Often, code analysis is not enough. In a time when software needs to be delivered and updated quickly, you may want to make a comprehensive assessment to pinpoint soft spots in your development process related to quality assurance, and streamline your software delivery further. Quality intelligence tools provide a solution by helping teams gather data from across the entire software development lifecycle, analyze this data, and use it to improve their quality assurance workflows. 

What Are the Key Agile Software Development Metrics?

Our selection includes agile software development metrics that will aid you in delivering quality software on time while ensuring the well-being of your team members. Still, using each and every one of the metrics on out list is not a precondition for success. In the end, the choice depends on your team’s scrum/kanban master, the team, and the agile culture in your company.


Frequently Asked Questions

What is KPI in agile?

When it comes to the software development process, a Key Performance Indicator (KPI) is any agile metric. Although the concept of KPI may be associated with rigid rules, agile software development still manages to be the most flexible approach to managing software development project as compared to the waterfall methodology.
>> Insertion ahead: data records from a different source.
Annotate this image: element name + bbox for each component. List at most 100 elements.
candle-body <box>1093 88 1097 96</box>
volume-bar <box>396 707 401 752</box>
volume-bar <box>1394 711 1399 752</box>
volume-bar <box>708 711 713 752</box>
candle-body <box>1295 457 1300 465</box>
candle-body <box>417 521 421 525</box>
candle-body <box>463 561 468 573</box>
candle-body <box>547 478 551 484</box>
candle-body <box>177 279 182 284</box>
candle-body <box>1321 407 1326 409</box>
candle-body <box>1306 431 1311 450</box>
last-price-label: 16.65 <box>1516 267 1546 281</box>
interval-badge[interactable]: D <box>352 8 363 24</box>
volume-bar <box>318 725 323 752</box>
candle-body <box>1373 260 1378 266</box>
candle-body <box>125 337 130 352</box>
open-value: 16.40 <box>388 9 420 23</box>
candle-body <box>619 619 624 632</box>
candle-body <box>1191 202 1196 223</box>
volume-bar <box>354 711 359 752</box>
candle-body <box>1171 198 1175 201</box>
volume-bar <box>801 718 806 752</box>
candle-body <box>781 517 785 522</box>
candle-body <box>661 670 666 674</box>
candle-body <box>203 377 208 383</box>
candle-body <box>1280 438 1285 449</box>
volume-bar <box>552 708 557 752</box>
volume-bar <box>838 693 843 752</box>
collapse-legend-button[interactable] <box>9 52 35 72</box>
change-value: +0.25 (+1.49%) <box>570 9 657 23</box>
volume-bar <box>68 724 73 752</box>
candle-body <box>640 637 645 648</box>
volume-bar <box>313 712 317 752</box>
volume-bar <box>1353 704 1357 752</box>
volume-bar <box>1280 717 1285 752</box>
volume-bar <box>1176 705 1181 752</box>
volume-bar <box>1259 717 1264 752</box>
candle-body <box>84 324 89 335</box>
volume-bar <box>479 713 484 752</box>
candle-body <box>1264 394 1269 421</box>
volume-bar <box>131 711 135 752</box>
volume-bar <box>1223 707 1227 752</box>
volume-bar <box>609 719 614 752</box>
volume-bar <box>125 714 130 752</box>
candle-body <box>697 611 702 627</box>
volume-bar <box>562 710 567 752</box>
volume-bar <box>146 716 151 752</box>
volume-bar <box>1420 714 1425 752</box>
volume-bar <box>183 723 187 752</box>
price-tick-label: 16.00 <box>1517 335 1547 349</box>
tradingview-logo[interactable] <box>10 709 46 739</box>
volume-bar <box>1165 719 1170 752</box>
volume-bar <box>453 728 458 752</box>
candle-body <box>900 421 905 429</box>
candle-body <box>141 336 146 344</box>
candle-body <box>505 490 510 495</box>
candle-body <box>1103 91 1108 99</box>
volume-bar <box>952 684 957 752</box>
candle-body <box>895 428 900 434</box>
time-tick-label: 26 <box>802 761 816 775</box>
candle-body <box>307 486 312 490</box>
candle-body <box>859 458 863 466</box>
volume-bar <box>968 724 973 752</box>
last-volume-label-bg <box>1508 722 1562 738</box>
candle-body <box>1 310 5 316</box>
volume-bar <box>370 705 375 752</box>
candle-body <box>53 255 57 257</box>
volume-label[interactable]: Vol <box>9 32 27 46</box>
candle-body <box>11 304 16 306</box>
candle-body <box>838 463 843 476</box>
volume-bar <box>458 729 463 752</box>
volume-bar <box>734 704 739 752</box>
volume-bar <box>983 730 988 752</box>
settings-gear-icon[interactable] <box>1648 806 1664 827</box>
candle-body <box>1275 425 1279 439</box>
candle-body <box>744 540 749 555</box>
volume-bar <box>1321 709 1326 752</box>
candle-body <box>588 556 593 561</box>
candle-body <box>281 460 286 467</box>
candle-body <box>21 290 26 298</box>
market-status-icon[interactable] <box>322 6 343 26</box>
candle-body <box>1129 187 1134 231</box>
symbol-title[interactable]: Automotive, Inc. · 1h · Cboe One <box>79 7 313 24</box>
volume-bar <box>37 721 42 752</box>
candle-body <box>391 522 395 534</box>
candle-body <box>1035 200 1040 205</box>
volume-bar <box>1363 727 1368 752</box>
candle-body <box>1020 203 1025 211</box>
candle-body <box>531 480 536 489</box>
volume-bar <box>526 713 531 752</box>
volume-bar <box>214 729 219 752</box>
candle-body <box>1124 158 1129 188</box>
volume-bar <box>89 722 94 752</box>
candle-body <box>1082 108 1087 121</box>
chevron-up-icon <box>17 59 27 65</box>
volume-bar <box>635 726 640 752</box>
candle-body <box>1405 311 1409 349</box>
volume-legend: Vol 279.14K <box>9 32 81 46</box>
How is velocity calculated in agile?

To calculate velocity for a project, you need to take the total number of finished story points and divide them by the number of finished sprints. If your team finished 90 stories over three sprints, its velocity will be 30 points per sprint. 

What is throughput in agile metrics?

Story Throughput is one of the core metrics in the kanban framework. It helps to count the number of stories that were completed in a single sprint. It is the analogue of the Spring Velocity metric in scrum.

What is Agile Productivity?

Agile productivity may refer to how well a team performs on one agile metric or a number of them. 

What does APSI in agile metrics stand for?

APSI has a wide array of meaning in different industries, but there is no such term in agile software development.

What is agile matrix?

There is a type of company structure called matrix, but there is no such thing as agile matrix in agile software development.

What is agile productivity?

Agile productivity may refer to how well a team performs on one agile metric or a number of them.